Module 2 Flashcards
What is a case-control study?
A study comparing cases and controls
What is a retrospective case control study?
Researchers looking back on how subjects behaved over time, looking at case group and control gorup
Draw the casual model(i.e. the “directed acyclic graph). Include the mediator, and have arrows which show “what we already know”, “what we can prove”, and “what we want to know”
Refer to PCV 2.1
What is sampling variability/error?
When you draw a random and representative sample from a population, it is not always going to be the exact same sample every time you draw it.
3 students draw a sample of 5 observations from the population. How many samples did each student draw from the population? What is the sample size used in the experiment?
1 sample with a sample size of 5
What is a sampling distribution?
First you take several samples and take the mean of each sample. Then, you treat the sample means as the new data set and plot a histogram.
What is a sample distribution?
A sample distribution would be a histogram of the values within one sample
As you increase the sample size, what happens to the standard deviation, graph shape, and mean of the sampling distribution graph for a NORMAL distribution?
The graph tightens, variability decreases, standard deviation also decreases. The shape of the graph does not change.
The mean of the means does not change with an increased sample size.
What is n?
The sample size
As you increase the sample size, what happens to the standard deviation, graph shape, and mean of the sampling distribution graph for a UNIFORM distribution?
Mean of the means is unchanged
The standard deviation gets smaller
The shape of the sampling distribution becomes more and more normal
What are some synonyms for a normal graph
symmetric
gaussian
bell shaped
What is the central limit theorem?
When n is “sufficiently” large, the sampling distribution for a particular statistic(e.g. sample mean) will tend towards a normal distribution even if the underlying population distribution is not Gaussian.
What is the normal distribution?
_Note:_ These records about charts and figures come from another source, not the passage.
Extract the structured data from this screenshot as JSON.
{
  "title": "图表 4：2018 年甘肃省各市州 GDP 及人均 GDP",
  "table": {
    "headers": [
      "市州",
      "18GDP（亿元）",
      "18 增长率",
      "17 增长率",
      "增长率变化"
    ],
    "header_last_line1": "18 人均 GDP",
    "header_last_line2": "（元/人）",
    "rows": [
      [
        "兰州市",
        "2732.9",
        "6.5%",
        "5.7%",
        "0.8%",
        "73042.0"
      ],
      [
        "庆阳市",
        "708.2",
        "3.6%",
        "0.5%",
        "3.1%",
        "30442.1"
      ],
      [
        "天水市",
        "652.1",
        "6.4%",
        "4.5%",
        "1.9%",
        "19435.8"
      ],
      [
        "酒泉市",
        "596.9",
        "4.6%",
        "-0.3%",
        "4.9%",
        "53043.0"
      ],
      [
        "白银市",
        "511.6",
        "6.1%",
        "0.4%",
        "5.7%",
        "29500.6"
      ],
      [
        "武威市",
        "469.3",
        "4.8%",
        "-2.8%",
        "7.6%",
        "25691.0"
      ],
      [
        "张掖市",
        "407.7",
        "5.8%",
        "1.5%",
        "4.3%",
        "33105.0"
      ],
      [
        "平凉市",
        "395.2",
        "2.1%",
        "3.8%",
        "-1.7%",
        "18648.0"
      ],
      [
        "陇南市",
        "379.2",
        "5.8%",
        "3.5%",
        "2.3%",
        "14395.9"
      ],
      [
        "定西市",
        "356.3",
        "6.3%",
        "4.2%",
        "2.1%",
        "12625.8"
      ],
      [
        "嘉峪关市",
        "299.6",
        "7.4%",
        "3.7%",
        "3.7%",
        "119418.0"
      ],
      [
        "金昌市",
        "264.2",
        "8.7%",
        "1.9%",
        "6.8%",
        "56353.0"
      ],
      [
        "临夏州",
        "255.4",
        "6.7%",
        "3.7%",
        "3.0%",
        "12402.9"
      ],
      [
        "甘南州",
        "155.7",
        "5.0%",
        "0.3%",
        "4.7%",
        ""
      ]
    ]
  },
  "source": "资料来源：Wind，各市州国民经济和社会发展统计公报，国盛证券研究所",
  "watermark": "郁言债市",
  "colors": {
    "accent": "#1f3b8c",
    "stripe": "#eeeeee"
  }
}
What are the two parameters for a normal distribution? If a random variable X is distributed normally, then we denote it as ….
The normal distribution is a continuous probability distribution for real-valued random variable. The two parameters for a normal distribution are the mean (mu) and variance(sigma squared).
(Notation in notes)
How does the normal distribution differ from the binomial distribution?
The binomial distribution is a discrete probability distribution. This means that the values that our random variable X could take on were clearly delineated integers, like the number of heads in five coin flips. X could not be a fraction like three and a half heads.
In comparison, the values that the random variable X could take on in a normal distribution could include fractions of a whole unit
In a normal distribution, what do the mean and variance tell us about the graph?
- The mean tells you about the location of the distribution. The shape would remain the same if only the mean of a normal distribution is changed
- The variance tells us about how widely distributed the values are. The centre of the distributions would be the same but the peak of the graph and the width of the graph would change.
The probability of observing random, normally-distributed values within a given range is equal to
the associated area under the curve (AUC)
this works by considering intervals of potential values for X as defined on the x-axis of the p-lot, then calculating the proportion of th total area under the curve that falls within that interval. This would give us the probability of observing a random normal variable from this population with a value in that range.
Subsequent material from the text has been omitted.